The history of Zambia’s small yet significant Jewish community is a personal passion for Peter Jones, resident owner of The River Club, a kosher lodge on the banks of the Zambezi River in Livingstone, Zambia (direct flights from Cape Town). Jones makes sure his Jewish guests not only eat well, but also get to explore the region’s unique Jewish heritage.

The River Club arranges tours of the Railway/Jewish Gateway Museum, the Livingstone Museum and Livingstone Town, where guests learn about Russian Jews who fled the Baltics to become some of the earliest European settlers, forming a community in the new town of Livingstone, established 1905. Later came German Jews fleeing Nazism, as Northern Rhodesia (as Zambia was then known) was the rare country to issue wartime visas to Jews.

Just 10 miles upstream from the renowned Victoria Falls, The River Club offers kosher cuisine prepared by trained staff; for a higher rate, food service is supervised by a mashgiach. Beef and lamb are imported from a South Africa butchery, while Zambezi bream comes from a fish farm nearby, and all dairy products are locally sourced.

Rates start at $565 per night; kosher add-on charges range from $40 for a kosher kitchen to several hundred dollars per day for a mashgiach and kosher chef, with multi-day minimums.

High above the Maasai Mara, a large game reserve in Kenya where some of the most romantic scenes from Out of Africa were filmed, the Angama Mara resort boasts tented guest suites, and a kosher kitchen, on the edge of the Great Rift Valley.

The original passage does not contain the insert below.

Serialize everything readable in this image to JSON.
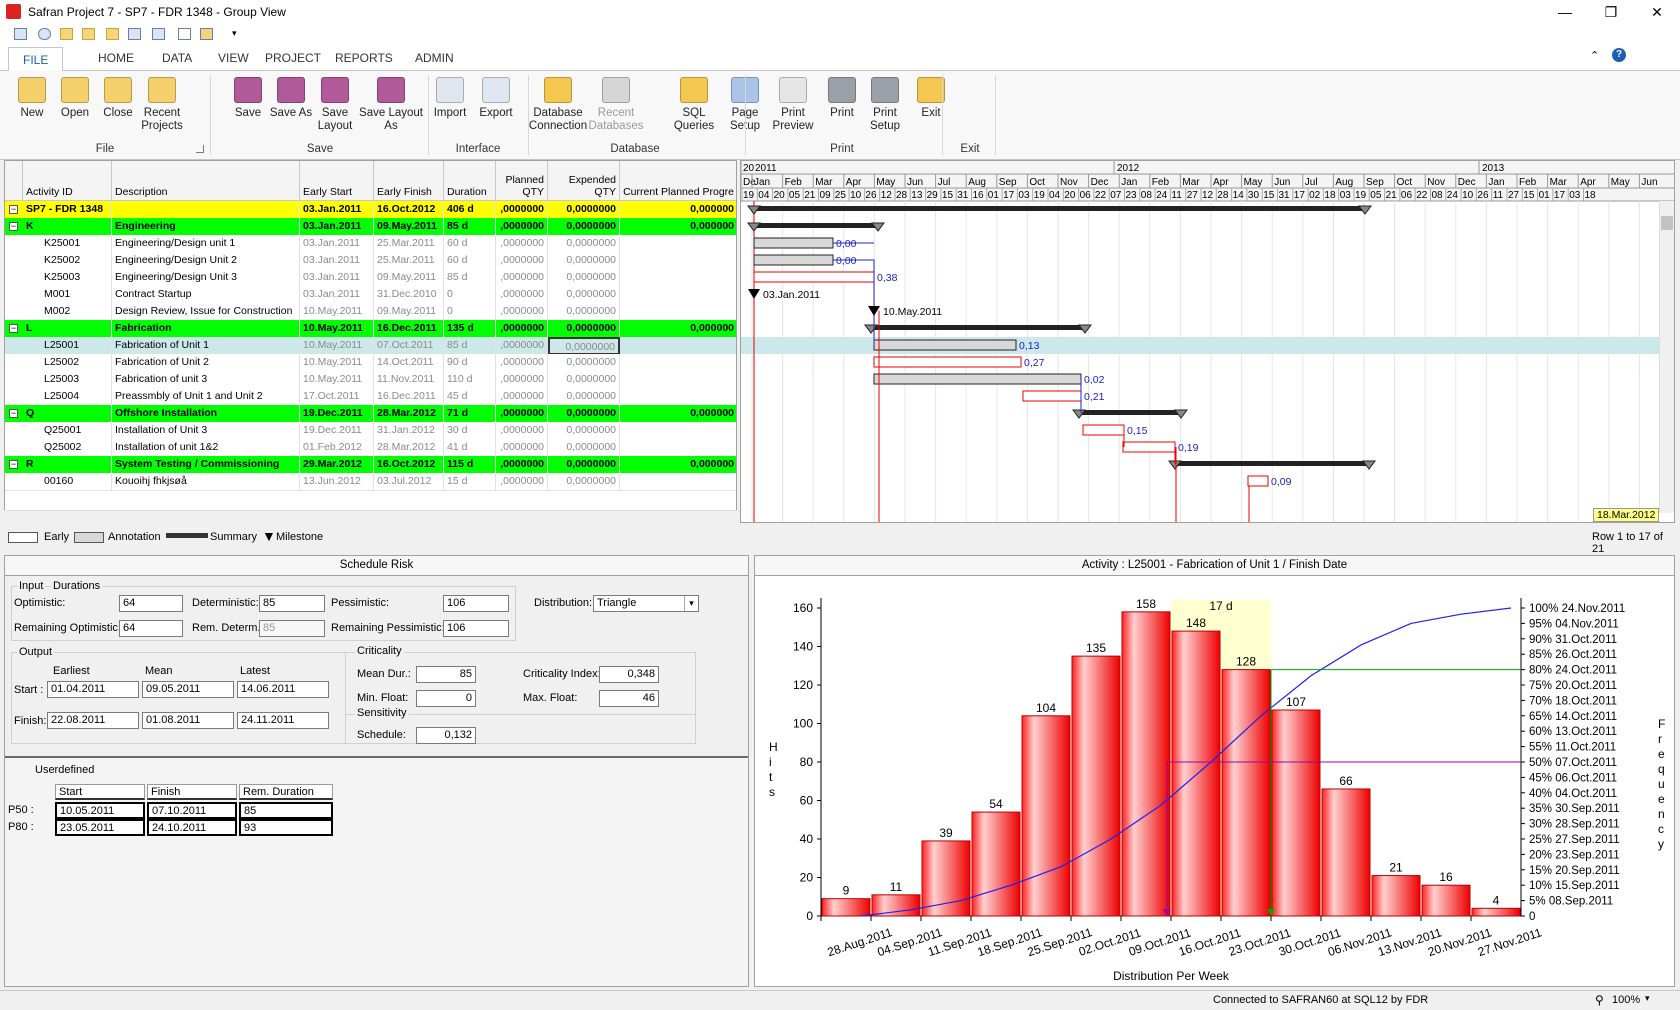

It is a labor of love for Nicky Fitzgerald, who with her late husband Steve, built and operated more than 60 luxury lodges across Africa and India before the beauty of the Maasai Mara site drew them out of retirement.

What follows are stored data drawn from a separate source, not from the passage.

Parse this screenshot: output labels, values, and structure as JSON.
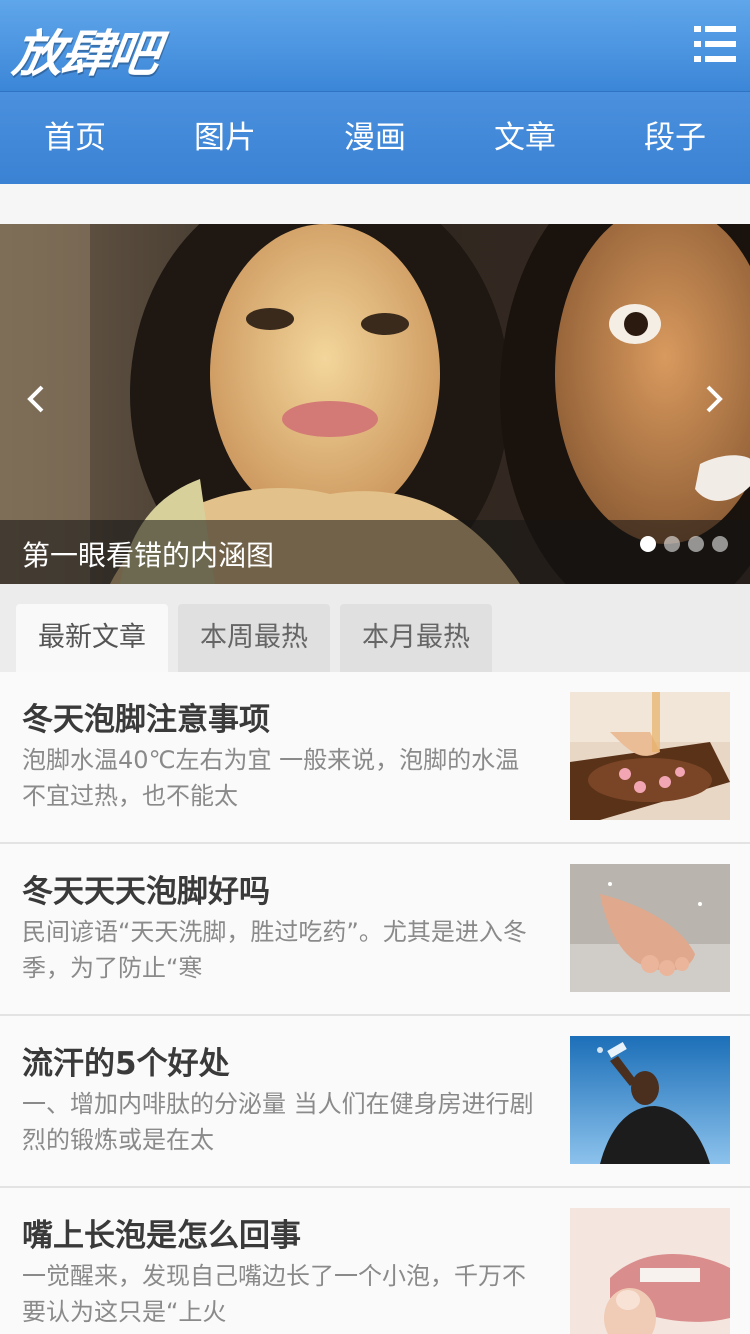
{
  "header": {
    "logo": "放肆吧",
    "menu_icon": "list-menu-icon"
  },
  "nav": [
    "首页",
    "图片",
    "漫画",
    "文章",
    "段子"
  ],
  "slider": {
    "caption": "第一眼看错的内涵图",
    "dots_total": 4,
    "active_index": 0
  },
  "tabs": [
    "最新文章",
    "本周最热",
    "本月最热"
  ],
  "active_tab": 0,
  "articles": [
    {
      "title": "冬天泡脚注意事项",
      "summary": "泡脚水温40℃左右为宜 一般来说，泡脚的水温不宜过热，也不能太"
    },
    {
      "title": "冬天天天泡脚好吗",
      "summary": "民间谚语“天天洗脚，胜过吃药”。尤其是进入冬季，为了防止“寒"
    },
    {
      "title": "流汗的5个好处",
      "summary": "一、增加内啡肽的分泌量 当人们在健身房进行剧烈的锻炼或是在太"
    },
    {
      "title": "嘴上长泡是怎么回事",
      "summary": "一觉醒来，发现自己嘴边长了一个小泡，千万不要认为这只是“上火"
    }
  ]
}
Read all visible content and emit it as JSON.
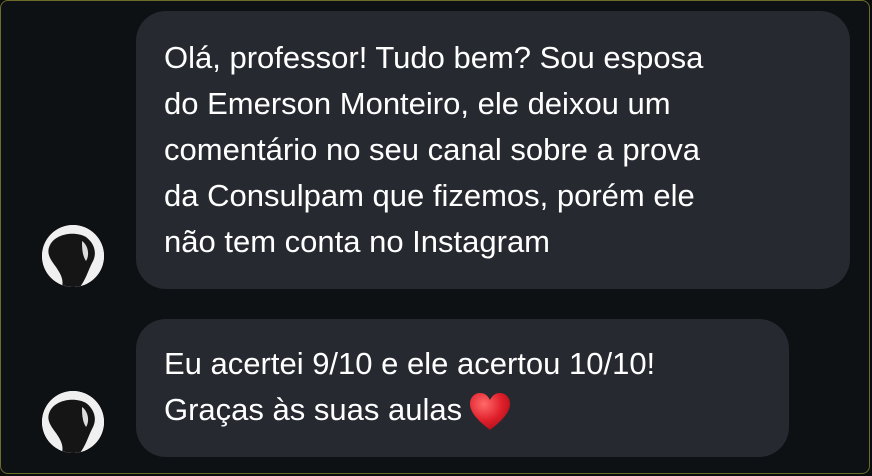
{
  "messages": [
    {
      "lines": [
        "Olá, professor! Tudo bem? Sou esposa",
        "do Emerson Monteiro, ele deixou um",
        "comentário no seu canal sobre a prova",
        "da Consulpam que fizemos, porém ele",
        "não tem conta no Instagram"
      ],
      "avatar": "user-avatar"
    },
    {
      "lines": [
        "Eu acertei 9/10 e ele acertou 10/10!",
        "Graças às suas aulas"
      ],
      "emoji": "red-heart-icon",
      "avatar": "user-avatar"
    }
  ],
  "colors": {
    "background": "#0e1114",
    "bubble": "#262a30",
    "text": "#ffffff",
    "heart": "#e0202b",
    "border": "#6b6b2a"
  }
}
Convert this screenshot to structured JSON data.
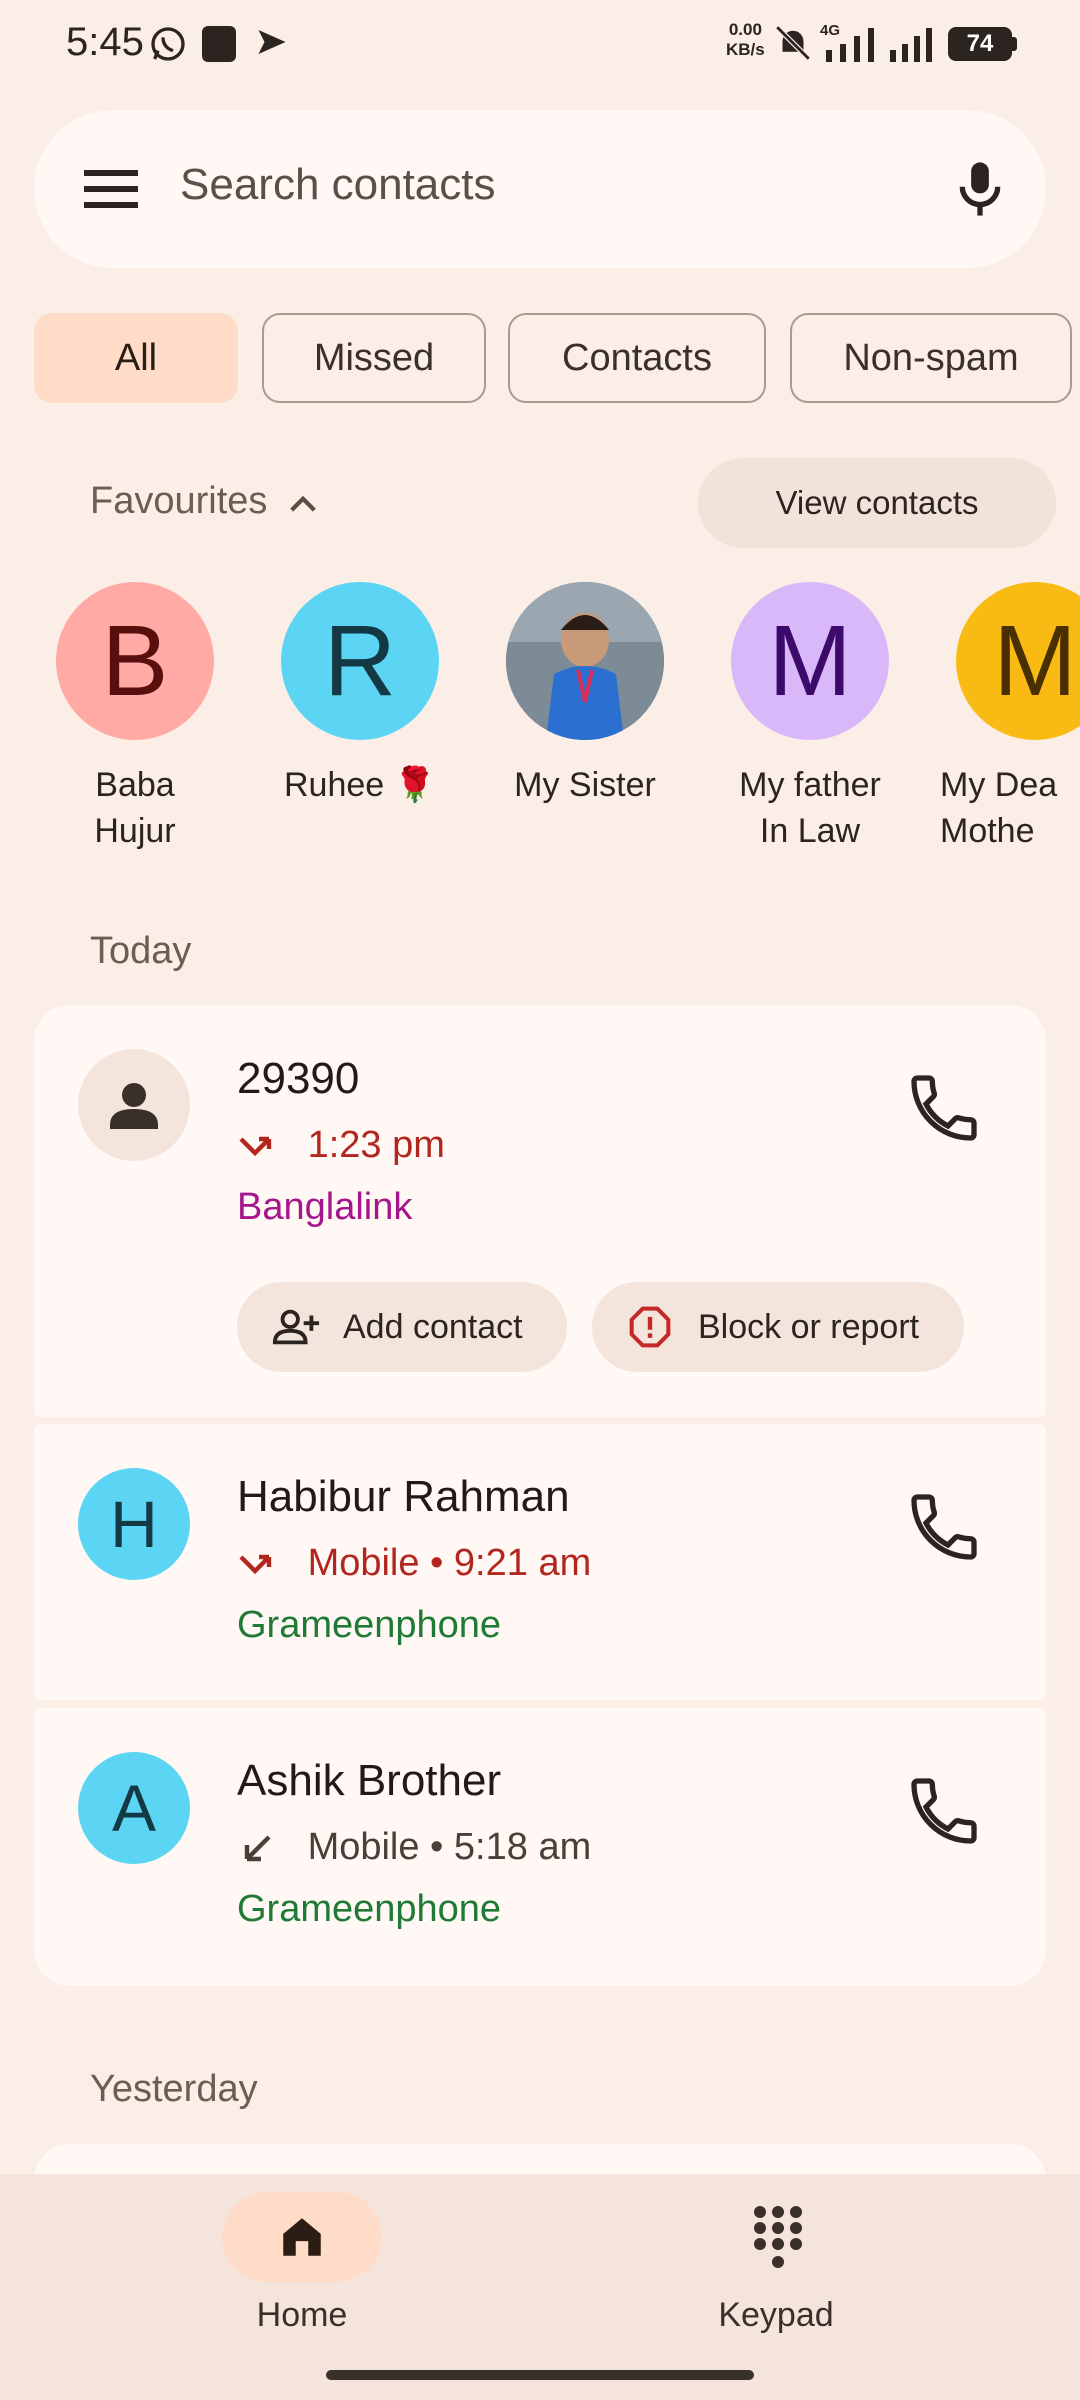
{
  "status_bar": {
    "time": "5:45",
    "net_speed_value": "0.00",
    "net_speed_unit": "KB/s",
    "network_type": "4G",
    "battery": "74"
  },
  "search": {
    "placeholder": "Search contacts"
  },
  "filters": [
    {
      "label": "All",
      "active": true
    },
    {
      "label": "Missed",
      "active": false
    },
    {
      "label": "Contacts",
      "active": false
    },
    {
      "label": "Non-spam",
      "active": false
    }
  ],
  "favourites": {
    "title": "Favourites",
    "view_contacts_label": "View contacts",
    "items": [
      {
        "initial": "B",
        "name_line1": "Baba",
        "name_line2": "Hujur",
        "color": "#FFAAA4",
        "text_color": "#5a0f0f"
      },
      {
        "initial": "R",
        "name_line1": "Ruhee 🌹",
        "name_line2": "",
        "color": "#5CD5F5",
        "text_color": "#133a44"
      },
      {
        "initial": "",
        "name_line1": "My Sister",
        "name_line2": "",
        "color": "#6c7a88",
        "text_color": "#ffffff"
      },
      {
        "initial": "M",
        "name_line1": "My father",
        "name_line2": "In Law",
        "color": "#D9B8FA",
        "text_color": "#3b0a6b"
      },
      {
        "initial": "M",
        "name_line1": "My Dea",
        "name_line2": "Mothe",
        "color": "#F9BA13",
        "text_color": "#4a2f00"
      }
    ]
  },
  "sections": {
    "today": "Today",
    "yesterday": "Yesterday"
  },
  "calls": [
    {
      "name": "29390",
      "meta": "1:23 pm",
      "carrier": "Banglalink",
      "missed": true,
      "carrier_color": "#A5158C",
      "add_contact_label": "Add contact",
      "block_label": "Block or report"
    },
    {
      "initial": "H",
      "name": "Habibur Rahman",
      "meta": "Mobile • 9:21 am",
      "carrier": "Grameenphone",
      "missed": true,
      "carrier_color": "#1F7A36"
    },
    {
      "initial": "A",
      "name": "Ashik Brother",
      "meta": "Mobile • 5:18 am",
      "carrier": "Grameenphone",
      "missed": false,
      "carrier_color": "#1F7A36"
    }
  ],
  "bottom_nav": {
    "home_label": "Home",
    "keypad_label": "Keypad"
  },
  "colors": {
    "missed": "#B3261E",
    "accent_chip": "#FFDCC8"
  }
}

Every morning, hot air balloons sail past the suites’ floor-to-ceiling glass windows. Guests also enjoy walking safaris, edit their game shots at the photographic studio, and tour the gallery of African art and a studio where local Maasai women craft with beads.

Angama Mara, named the No. 1 Safari Lodge in the World by Condé Nast Traveler’s Readers’ Choice Awards 2018, has various kosher options.

The stand-alone kosher kitchen can prepare meals for up to 12 guests, and is stocked with pantry ingredients from South Africa. The kitchen will be stocked with basic kosher pantry ingredients, along with kosher wines, at no surcharge; kosher meat and dairy products can be ordered from South Africa for $75 per guest, per night. Guests can also pre-order sealed kosher meals from the Beth Din in Johannesburg, or Angama Mara can arrange to hire an on-site mashgiach.

Packages start at $2,450 for three nights per person, based on group travel.